The use of biological material for fuel production raises some important societal questions. Perhaps the question foremost on the minds of many is the effect on food costs as production of biofuels displaces food in large areas of land. Related to this is the environmental sustainability of biofuels based on the suggestion that the environmental footprint of biofuels may be even larger than that of carbon-based energy. We will approach these questions with the aid of computer-based simulations. These will use current agronomic data as the basis for developing models for possible future effects of growing biofuel crops.
Although environmental biofuel-impact studies generally find a net energy gain and a reduction of greenhouse-gas emissions, it is possible that production of some biofuels could have a serious environmental and social consequences. One of the best ways to evaluate this is by analyzing biofuel production so as to take into account all processes throughout its entire life cycle.The first phase of our study will be an analysis using data from southern Manitoba, in which energy-input and- output data for each step of the process is defined. This will be the basis for assessing potential environmental impacts at all stages. We will emphasize impact categories such as water quality, water use, climate change and energy balance.
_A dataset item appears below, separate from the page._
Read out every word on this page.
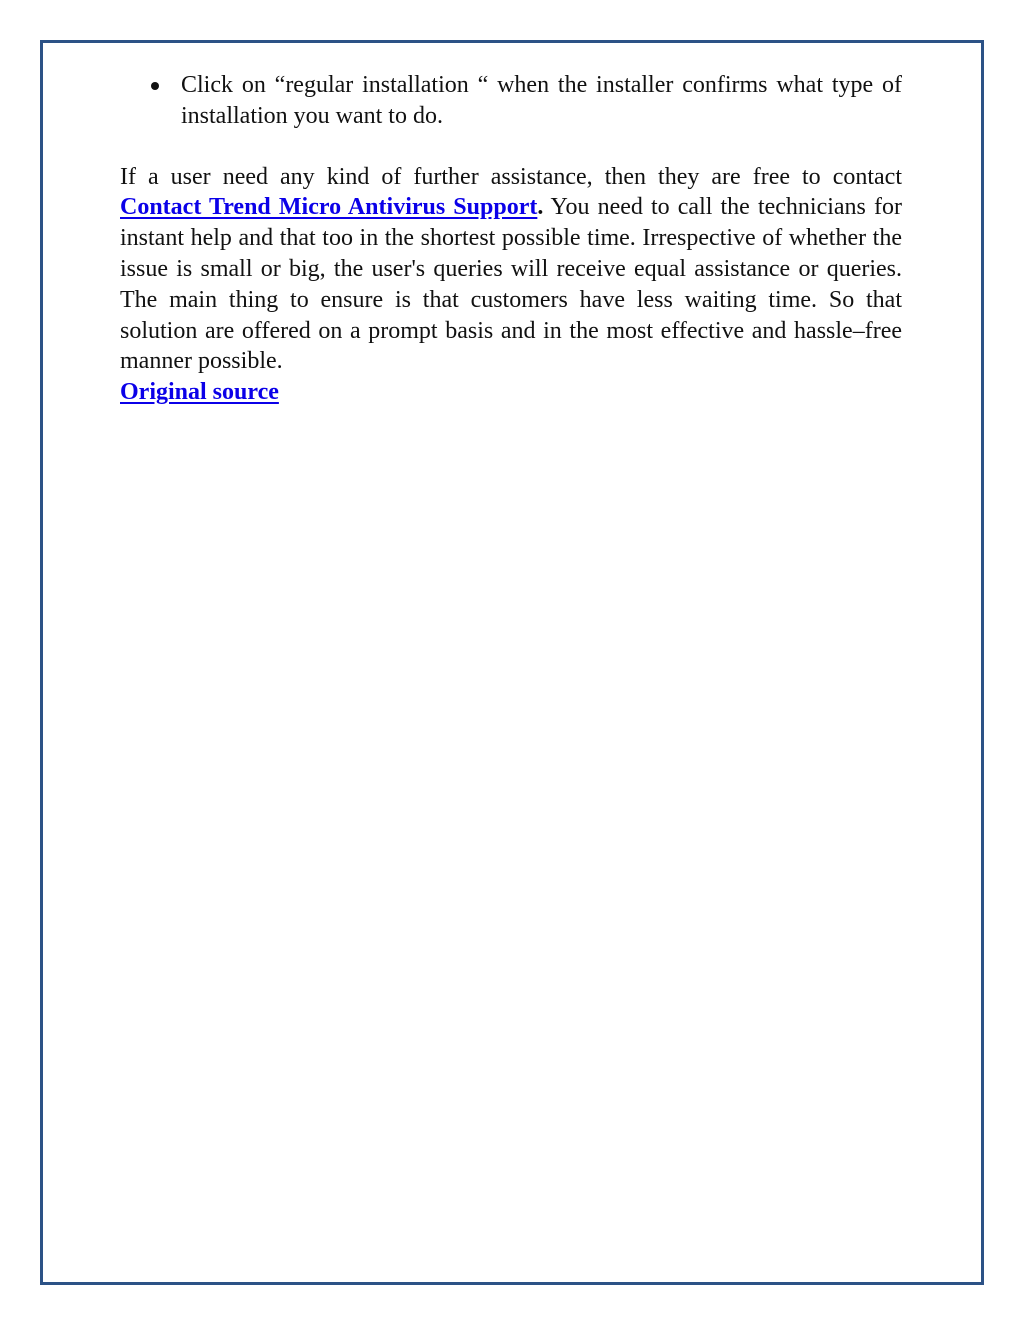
Click on “regular installation “ when the installer confirms what type of installation you want to do.

If a user need any kind of further assistance, then they are free to contact Contact Trend Micro Antivirus Support. You need to call the technicians for instant help and that too in the shortest possible time. Irrespective of whether the issue is small or big, the user's queries will receive equal assistance or queries. The main thing to ensure is that customers have less waiting time. So that solution are offered on a prompt basis and in the most effective and hassle–free manner possible.
Original source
Second, we will determine how changes in the prairie agricultural ecosystem could be affected by growing different kinds of biofuel feed-stock, using southern Manitoba as an example. We will evaluate the production characteristics of several different feed-stocks in order to determine their environmental value. These data will provide the basis for calculating the dollar value of changes due to environmental variables. Third, we will identify patents that have the potential to retard biofuel research. It is often the case that successful research must overcome obstacles that exist due to the difficulty of using methods patented by others. Our aim is to help the biofuel industry identify, and ultimately avoid, impediments to research due to the existence of patents.